Desde fines de 2024, Morales reside en Lauca Ñ, donde ha continuado su discurso crítico hacia los gobiernos actuales, liderados por Luis Arce y Rodrigo Paz. La Fiscalía de Tarija abrió una investigación en septiembre de 2024 por un caso relacionado con una menor de edad, lo que llevó a la emisión de la primera orden de captura. En octubre de 2025, se formalizó la acusación y en mayo de 2026, un tribunal declaró a Morales en rebeldía tras su inasistencia a la audiencia inicial.
Sus abogados argumentan que las acusaciones son de carácter político, afirmando que el proceso por trata de personas se reactivó con el objetivo de impedir su candidatura en las elecciones de 2025. En este sentido, Morales sostiene que no hay una víctima en el caso, basándose en declaraciones que indican que la mujer involucrada no se considera agraviada.

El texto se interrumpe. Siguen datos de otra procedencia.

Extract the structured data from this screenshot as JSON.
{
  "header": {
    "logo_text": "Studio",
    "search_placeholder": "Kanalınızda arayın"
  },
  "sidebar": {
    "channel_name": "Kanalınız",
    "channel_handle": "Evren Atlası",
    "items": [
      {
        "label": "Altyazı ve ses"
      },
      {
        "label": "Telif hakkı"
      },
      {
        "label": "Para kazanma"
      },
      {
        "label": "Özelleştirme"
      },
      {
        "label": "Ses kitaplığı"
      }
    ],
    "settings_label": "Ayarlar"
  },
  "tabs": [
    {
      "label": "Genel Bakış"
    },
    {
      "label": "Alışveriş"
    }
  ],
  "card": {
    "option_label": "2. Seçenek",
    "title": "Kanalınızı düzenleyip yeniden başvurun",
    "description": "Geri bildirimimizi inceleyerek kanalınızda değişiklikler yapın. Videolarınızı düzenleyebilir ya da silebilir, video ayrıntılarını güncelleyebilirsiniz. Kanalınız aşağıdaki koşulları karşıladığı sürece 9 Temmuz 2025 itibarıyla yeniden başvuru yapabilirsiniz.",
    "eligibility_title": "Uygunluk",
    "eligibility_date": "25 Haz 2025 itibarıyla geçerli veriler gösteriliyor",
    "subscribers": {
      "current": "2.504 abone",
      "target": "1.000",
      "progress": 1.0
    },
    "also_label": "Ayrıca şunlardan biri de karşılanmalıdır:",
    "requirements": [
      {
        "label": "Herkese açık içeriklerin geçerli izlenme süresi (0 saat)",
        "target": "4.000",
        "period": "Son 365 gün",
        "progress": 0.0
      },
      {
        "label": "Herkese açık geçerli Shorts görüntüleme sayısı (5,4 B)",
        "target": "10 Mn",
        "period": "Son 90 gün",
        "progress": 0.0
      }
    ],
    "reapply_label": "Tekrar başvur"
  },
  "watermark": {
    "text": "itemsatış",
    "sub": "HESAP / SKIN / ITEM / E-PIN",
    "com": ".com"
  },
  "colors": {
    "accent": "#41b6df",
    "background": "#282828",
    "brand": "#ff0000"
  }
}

Adicionalmente, el ex presidente enfrenta otro proceso relacionado con los conflictos sociales de mayo y junio de 2025, donde se produjeron protestas que exigían la renuncia de Paz, resultando en la muerte de 16 personas y pérdidas económicas significativas. La Fiscalía, a raíz de denuncias de líderes cívicos de Santa Cruz, emitió una segunda orden contra Morales, acusándolo de terrorismo.
A través de sus discursos, Morales ha instado a sus seguidores a mantener las movilizaciones y a considerar que el presidente Paz tiene dos alternativas: optar por la militarización o convocar a elecciones en un plazo breve. Sin embargo, la ejecución de las órdenes de captura ha sido compleja; en varias ocasiones, la Policía se ha visto obligada a retirarse de la zona ante las amenazas de sus seguidores.
Recientemente, un incidente en el que Morales dialogó con policías en un control, generó un proceso disciplinario contra los agentes, evidenciando la fragilidad del control estatal en la región. Mientras tanto, el comandante de la Policía ha mencionado que la captura de Morales no es prioritaria, contrastando con las declaraciones del ministro de Gobierno, quien insiste en que detener al exmandatario es un objetivo fundamental.